Climate change and other human activities continue to have profound impacts on natural systems. In 2017, the average temperature in Colorado was 3.3°F above normal. At first, this fact might seem easy to comprehend. When we start to dig in we realize its incredibly complex. What does 3.3°F above normal actually mean and what are the impacts to plants and wildlife?

While climate change is a global problem, the impact are local and those impacts will not be evenly distributed on the landscape. Even within a watershed, some areas will be more affected than others. Our goal is to help our community better predict and respond to climate change impacts. To do this, ACES has embarked on several monitoring projects to track local change and compare it with historic patterns. These include, monitoring streamflow, wildlife activity, forest change, and climate conditions.

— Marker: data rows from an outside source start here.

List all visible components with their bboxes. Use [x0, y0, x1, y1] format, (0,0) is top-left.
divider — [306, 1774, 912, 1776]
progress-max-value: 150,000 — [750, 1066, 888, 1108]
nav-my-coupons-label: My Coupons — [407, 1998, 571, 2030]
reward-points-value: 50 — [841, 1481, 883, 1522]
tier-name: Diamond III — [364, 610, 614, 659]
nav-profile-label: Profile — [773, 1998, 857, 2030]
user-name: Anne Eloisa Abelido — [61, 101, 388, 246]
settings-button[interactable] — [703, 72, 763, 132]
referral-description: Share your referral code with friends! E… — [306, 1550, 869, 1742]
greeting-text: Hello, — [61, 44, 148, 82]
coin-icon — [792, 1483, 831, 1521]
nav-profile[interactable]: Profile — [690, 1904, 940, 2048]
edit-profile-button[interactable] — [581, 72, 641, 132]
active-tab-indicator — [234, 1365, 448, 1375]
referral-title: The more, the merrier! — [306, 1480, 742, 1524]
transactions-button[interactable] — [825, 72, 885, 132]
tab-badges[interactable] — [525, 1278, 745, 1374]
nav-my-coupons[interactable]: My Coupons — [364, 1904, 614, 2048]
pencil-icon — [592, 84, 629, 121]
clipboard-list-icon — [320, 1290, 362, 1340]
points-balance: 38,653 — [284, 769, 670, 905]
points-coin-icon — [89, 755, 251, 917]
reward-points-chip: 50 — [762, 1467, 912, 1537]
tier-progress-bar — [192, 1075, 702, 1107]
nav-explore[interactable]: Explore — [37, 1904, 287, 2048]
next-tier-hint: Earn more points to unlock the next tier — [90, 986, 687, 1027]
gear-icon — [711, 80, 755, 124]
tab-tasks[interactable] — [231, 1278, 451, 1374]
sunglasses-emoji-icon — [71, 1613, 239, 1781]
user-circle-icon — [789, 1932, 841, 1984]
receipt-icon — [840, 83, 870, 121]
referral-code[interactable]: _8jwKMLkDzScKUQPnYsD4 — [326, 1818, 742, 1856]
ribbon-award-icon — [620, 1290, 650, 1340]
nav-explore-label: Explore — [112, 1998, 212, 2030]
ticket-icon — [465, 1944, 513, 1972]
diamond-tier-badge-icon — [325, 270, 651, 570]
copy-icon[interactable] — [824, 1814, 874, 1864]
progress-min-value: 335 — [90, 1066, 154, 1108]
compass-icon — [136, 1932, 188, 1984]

Below we highlight two of our current projects.

Left: The Roaring Fork River in Aspen during a typical year (August, 2016). Right: The Roaring Fork River during the 2018 drought.

Repeat Photography and Photo Monitoring

Temperature records and streamflow data can tell us a lot about how the climate has changed. But they don’t tell us about what those changes mean for the landscape. As the saying goes, “a picture is worth a thousand words” (or in this case, 1000 data points). Through photography, ACES is working to track how the landscape is changing. For forests, we’re looking for changes in species composition, changes in treelike, and changes in phenology.

Stream Gauge

In the West, water is precious. Knowing how much water a river contains is important for managing human use and protecting ecosystems. In 2015, ACES began monitoring the Roaring Fork River in Aspen to understand how natural and human systems impact water flows through Aspen. This year’s measurements have been sobering. The peak flow was 81% lower than last year’s peak, and during August the river was flowing at 19% of the level deemed necessary to support a healthy river ecosystem.